Warum ist die Barrierefreiheit einer Website eine Win-Win-Situation?

Bislang haben wir immer nur davon gesprochen, dass Menschen mit einer Seh- oder Hörbeeinträchtigung von der Barrierefreiheit einer Website profitieren können. Aber auch alle diejenigen, die ihren Internetauftritt so gestalten, dass er für diese Bevölkerungsgruppe leichter zugänglich ist, haben selbst auch einen großen Vorteil davon. Die Produkte oder die Dienstleistungsangebote einer Firma können durch die hinterlegte Beschreibung eines Angebots, die man sich vorlesen lassen kann, gefunden werden. Eltern können sich durch die Verwendung einfacher Sprache auf der Homepage einer Schule über das Betreuungsangebot für ihr Kind informieren. Für Studierende werden bei digitalen Lehrveranstaltungen virtuelle Räume leichter zu finden und Lehr-/ Lernmaterialien zugänglich. Beide Seiten haben also einen Vorteil von der verbesserten Kommunikation –der, der die Botschaft aussendet und der, der sie empfangen kann. 

Wie mache ich meine Website barrierefrei?

Natürlich können Sie sich mit den Web Content Accessibility Guidelines (WCAG), dem Webstandard des W3C aus dem Jahr 2018 vertraut machen und Ihre Homepage nach deren Richtlinien hin überprüfen. Sie müssen dabei herausfinden, inwieweit Ihr Onlineauftritt die Vorgaben der vier Kategorien (Wahrnehmbarkeit, Bedienbarkeit, Verständlichkeit und Robustheit (stabiler Zugang mit Hilfsmitteln) mit den entsprechenden Unterpunkten erfüllt. Im nächsten Schritt müssen Sie selbst die notwendigen Änderungen vornehmen. 
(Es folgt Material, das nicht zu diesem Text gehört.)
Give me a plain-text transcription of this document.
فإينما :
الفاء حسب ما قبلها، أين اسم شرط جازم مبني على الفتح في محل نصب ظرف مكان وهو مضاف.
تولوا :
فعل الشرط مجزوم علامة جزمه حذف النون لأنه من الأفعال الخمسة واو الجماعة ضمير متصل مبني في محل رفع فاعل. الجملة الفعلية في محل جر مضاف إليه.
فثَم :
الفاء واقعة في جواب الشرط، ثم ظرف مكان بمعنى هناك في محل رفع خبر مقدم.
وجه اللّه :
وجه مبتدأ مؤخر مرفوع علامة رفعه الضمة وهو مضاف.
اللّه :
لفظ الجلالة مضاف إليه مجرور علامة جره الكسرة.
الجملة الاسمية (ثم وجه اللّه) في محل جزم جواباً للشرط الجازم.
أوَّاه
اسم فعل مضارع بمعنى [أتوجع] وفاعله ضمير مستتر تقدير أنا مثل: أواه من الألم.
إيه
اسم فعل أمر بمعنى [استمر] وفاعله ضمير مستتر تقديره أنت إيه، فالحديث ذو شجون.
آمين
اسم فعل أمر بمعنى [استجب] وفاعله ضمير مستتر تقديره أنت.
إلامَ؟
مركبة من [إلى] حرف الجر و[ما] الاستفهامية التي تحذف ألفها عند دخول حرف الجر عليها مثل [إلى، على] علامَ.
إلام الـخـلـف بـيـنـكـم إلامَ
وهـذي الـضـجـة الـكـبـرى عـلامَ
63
Sollten Sie jedoch weniger Lust haben, sich mit all den Bestimmungen auseinanderzusetzen oder verfügen Sie nicht über das notwendige technische Know-how, empfiehlt sich die Unterstützung durch eine Medienagentur. Dort können Sie im ersten Schritt Ihre Homepage auf Barrierefreiheit überprüfen lassen. Wenn Sie möchten, nimmt diese Agentur auch die Umsetzung der Barrierefreiheit für Sie vor. Zusätzlich haben Sie die Wahl, Ihre Homepage auch weiterhin extern pflegen zu lassen oder sich beispielsweise durch eine Schulung darüber unterrichten zu lassen, was Sie in Zukunft bei der Erstellung und Bearbeitung Ihres Contents zu beachten haben.